The severity of car accident injuries sustained during a collision can vary based on many different factors.
The speed at which each vehicle is travelling, the angle and location of impact and how quickly aid is rendered can all be critical.
Another variable is the relative size of the vehicles. When a small vehicle like a passenger car is involved in an accident with a bigger one, such as a truck or a bus, those in the car can often come away with more serious injuries.
This is simply down to the forces involved and the differences in the protection provided by a large and a small chassis.
A recent nationwide operation to crack down on unsafe drivers and operators of heavy vehicles has seen over 30,000 motorists stopped by NSW Police over a four-week period.

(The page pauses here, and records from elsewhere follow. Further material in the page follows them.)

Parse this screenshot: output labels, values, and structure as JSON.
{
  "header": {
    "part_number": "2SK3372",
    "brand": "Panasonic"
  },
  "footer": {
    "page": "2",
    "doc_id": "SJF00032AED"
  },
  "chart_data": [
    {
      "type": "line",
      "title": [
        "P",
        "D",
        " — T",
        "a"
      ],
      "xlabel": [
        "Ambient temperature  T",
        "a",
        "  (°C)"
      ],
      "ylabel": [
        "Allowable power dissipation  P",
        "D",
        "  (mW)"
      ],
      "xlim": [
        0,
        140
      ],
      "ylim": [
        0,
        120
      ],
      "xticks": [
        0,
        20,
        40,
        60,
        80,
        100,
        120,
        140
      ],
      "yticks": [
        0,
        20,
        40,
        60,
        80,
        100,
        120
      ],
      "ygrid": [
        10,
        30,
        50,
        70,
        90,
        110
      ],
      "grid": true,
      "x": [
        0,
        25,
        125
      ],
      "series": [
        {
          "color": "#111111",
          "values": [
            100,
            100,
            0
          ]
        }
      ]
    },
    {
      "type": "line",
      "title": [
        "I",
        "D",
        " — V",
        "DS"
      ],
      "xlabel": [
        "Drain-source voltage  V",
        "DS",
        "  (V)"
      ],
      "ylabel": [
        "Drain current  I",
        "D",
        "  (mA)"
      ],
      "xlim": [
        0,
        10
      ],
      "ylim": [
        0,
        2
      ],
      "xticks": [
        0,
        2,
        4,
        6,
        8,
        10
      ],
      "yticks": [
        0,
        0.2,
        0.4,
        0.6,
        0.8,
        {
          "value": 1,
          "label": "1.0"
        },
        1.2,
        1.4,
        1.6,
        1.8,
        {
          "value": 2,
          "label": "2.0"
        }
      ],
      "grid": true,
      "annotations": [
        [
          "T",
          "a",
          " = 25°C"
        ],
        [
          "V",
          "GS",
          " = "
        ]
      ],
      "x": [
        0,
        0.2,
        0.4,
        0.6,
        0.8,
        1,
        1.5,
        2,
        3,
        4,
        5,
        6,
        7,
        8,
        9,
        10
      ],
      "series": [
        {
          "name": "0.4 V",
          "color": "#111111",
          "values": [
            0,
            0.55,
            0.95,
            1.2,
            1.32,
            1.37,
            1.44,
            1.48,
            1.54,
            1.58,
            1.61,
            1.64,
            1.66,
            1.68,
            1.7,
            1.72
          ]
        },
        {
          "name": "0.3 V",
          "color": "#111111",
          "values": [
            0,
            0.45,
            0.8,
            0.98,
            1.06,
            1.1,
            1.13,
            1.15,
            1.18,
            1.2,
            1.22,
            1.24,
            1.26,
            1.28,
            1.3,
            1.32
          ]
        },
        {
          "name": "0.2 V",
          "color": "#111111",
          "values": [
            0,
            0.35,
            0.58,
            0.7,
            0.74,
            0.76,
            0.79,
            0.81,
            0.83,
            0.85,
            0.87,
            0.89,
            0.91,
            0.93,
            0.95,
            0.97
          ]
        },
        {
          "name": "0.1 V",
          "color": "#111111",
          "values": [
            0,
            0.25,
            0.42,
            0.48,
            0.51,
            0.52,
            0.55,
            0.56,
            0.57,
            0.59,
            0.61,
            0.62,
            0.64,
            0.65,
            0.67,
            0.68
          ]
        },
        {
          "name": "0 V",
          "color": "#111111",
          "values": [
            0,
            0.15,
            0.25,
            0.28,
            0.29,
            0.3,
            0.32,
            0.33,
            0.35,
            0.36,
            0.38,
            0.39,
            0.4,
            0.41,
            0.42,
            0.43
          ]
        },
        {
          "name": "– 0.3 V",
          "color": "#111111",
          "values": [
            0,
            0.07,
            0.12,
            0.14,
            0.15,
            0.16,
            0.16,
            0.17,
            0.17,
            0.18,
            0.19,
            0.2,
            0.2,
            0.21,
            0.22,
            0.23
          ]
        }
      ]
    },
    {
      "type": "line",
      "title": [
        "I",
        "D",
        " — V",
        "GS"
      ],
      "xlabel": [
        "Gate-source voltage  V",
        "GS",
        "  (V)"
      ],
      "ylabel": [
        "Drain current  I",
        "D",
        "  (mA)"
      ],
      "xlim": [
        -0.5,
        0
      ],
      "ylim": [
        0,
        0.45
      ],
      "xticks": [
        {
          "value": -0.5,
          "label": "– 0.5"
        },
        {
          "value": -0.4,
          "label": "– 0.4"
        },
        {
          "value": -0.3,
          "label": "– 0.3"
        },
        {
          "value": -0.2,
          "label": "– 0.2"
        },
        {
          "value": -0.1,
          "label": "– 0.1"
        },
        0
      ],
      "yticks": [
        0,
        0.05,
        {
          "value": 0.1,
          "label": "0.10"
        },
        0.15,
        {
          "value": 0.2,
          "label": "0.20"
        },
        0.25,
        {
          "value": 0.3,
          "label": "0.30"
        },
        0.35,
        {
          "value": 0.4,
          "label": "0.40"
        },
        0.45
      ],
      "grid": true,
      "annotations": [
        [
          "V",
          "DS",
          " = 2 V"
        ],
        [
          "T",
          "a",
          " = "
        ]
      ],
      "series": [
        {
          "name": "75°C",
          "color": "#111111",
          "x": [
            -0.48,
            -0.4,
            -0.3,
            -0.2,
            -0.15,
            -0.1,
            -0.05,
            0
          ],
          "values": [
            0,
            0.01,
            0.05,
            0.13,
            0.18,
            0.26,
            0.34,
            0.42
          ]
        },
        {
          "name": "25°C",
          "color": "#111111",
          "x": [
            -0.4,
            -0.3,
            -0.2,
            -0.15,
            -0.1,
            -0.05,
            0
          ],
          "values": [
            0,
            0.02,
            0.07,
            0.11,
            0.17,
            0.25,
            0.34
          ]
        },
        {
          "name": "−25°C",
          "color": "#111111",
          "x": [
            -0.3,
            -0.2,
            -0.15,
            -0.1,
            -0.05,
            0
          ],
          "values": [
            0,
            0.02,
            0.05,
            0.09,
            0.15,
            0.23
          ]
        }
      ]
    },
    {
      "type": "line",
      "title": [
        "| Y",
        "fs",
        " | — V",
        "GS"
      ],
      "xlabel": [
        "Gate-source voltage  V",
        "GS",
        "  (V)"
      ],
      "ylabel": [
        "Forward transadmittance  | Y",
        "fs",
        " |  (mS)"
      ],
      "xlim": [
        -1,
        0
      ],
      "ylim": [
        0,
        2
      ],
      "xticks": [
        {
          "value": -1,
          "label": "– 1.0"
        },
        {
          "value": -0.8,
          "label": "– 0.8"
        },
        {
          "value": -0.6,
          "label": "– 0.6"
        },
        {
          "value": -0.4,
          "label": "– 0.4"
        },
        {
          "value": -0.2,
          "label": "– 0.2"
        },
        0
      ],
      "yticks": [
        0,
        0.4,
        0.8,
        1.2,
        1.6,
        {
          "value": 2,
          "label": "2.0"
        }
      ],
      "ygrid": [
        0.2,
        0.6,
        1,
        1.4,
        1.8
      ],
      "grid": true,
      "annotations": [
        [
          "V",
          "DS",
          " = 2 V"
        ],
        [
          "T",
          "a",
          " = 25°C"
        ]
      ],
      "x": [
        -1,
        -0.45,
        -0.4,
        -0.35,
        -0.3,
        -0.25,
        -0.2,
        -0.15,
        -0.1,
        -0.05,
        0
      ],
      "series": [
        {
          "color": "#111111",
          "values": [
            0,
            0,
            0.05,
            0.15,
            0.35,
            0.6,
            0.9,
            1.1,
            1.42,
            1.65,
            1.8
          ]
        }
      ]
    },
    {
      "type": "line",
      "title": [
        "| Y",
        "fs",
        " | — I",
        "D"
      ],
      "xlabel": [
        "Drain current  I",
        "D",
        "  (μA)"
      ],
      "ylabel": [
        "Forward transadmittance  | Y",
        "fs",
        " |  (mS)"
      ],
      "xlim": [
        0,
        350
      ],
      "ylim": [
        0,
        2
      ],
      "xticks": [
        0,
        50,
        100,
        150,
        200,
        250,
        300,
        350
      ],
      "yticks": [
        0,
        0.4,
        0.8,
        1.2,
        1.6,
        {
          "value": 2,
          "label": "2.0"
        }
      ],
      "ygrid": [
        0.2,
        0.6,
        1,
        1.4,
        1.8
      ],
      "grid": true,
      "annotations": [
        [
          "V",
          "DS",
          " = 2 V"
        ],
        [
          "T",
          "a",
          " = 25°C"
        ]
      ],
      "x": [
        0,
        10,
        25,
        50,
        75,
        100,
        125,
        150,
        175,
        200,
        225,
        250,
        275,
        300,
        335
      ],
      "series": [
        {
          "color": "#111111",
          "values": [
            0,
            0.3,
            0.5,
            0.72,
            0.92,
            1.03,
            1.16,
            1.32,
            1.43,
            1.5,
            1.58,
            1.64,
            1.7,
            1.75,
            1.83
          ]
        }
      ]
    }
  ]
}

Operation Austrans took place between May 20 and June 16, with officers across Australia and New Zealand targeting dangerous behaviour such as speeding, as well as driver fatigue and vehicle standards.
It is an annual undertaking aimed at promoting and ensuring the safety of heavy vehicles on the road, and that of all other vehicles by extension.
Assistant commissioner John Hartley of the Traffic and Highway Command said that during this year's operations inspectors intercepted more than 1,000 vehicles a day in NSW, including articulated, rigid and B-double trucks, road trains, coaches and buses.
As a result, 305 drivers were caught speeding; 72 were found to be unlicensed, suspended or disqualified; 167 infringements were served for occupants not wearing seat belts; and 209 unregistered trucks were identified.
There were a further 172 vehicles found to have improperly restrained loads.
"These results are proof our efforts to create safer practices within the heavy vehicle industry through enforcement and education are having an impact," said Mr Hartley in a July 3 statement.
And while those figures represent the negative side of the equation, there was also much to be encouraged about.
Roads and Maritime Services director of Customer and Compliance Peter Wells pointed out that despite 8,000 more trucks being stopped and checked this year, the number found to be exceeding their mass limit (512) was down from 2012 (551).
There has also been a 48 per cent decrease in heavy vehicle fatalities to date in 2013, compared to the same period last year.
"RMS will follow up on all compliance breaches to ensure Austrans and other operations carried out during the year continue to improve safety for heavy vehicle drivers and all road users," said Mr Wells.